I wrote this piece this summer, as part of the publicity for Theatre Unbound’s A Gertrude Stein Christmas. This seems like a good time to revisit it. May your holidays be happy, by design or happenstance!


My husband used to work in a manufacturing plant, and often didn’t get Christmas off, which would mean we couldn’t travel to be with our families. One year when he was scheduled to work Christmas Day, we found out that our friends Carol and Kurt were also without any particular festive plans. Their son was in the military and couldn’t come home for the holiday. So we decided to get together, the four of us, to celebrate.

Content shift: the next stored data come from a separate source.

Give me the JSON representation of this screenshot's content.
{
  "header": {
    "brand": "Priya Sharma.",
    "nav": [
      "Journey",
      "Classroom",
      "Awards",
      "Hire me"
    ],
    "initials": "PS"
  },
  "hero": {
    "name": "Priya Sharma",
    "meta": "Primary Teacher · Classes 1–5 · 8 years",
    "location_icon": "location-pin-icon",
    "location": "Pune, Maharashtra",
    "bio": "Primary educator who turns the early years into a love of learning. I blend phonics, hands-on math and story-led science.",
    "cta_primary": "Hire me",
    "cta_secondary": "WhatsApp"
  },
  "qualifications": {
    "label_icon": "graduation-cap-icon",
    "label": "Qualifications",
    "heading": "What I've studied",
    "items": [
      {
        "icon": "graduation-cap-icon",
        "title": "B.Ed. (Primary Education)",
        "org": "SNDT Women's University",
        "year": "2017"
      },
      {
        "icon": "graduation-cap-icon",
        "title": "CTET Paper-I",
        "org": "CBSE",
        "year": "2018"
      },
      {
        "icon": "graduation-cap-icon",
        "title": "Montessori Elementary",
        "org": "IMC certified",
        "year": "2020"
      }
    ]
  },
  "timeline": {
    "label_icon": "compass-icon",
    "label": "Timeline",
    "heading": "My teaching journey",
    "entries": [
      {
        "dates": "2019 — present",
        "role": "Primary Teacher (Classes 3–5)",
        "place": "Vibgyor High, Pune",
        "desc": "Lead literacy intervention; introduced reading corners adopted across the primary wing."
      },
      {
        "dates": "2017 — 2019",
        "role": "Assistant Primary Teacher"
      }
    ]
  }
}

Carol and Kurt came over to our house, bringing food – I seem to recall, among other things, chocolate-covered caramel corn. We decided to watch a movie. Years earlier, another friend had given me a set of 1930s Universal Studios horror movies on DVD, an opening-night present for Theatre Unbound’s production of Frankenstein Incarnate. We four Christmas castaways looked through the set and decided on The Invisible Man, with Claude Rains.

James Whale on the set of The Invisible Man, from Wikimedia Commons

By some unaccountable alchemy, it turned out to be exactly what we were all in the mood for. I remember all of us being delighted by the tactics used to put out a dragnet for the Invisible Man (no spoilers here. Watch the movie).

I can’t imagine anything further from a greeting-card, storybook Christmas, but to this day it’s one of my happiest Christmas memories. People sharing what they have, gratefully enjoying each other’s company, and making some light in the winter darkness.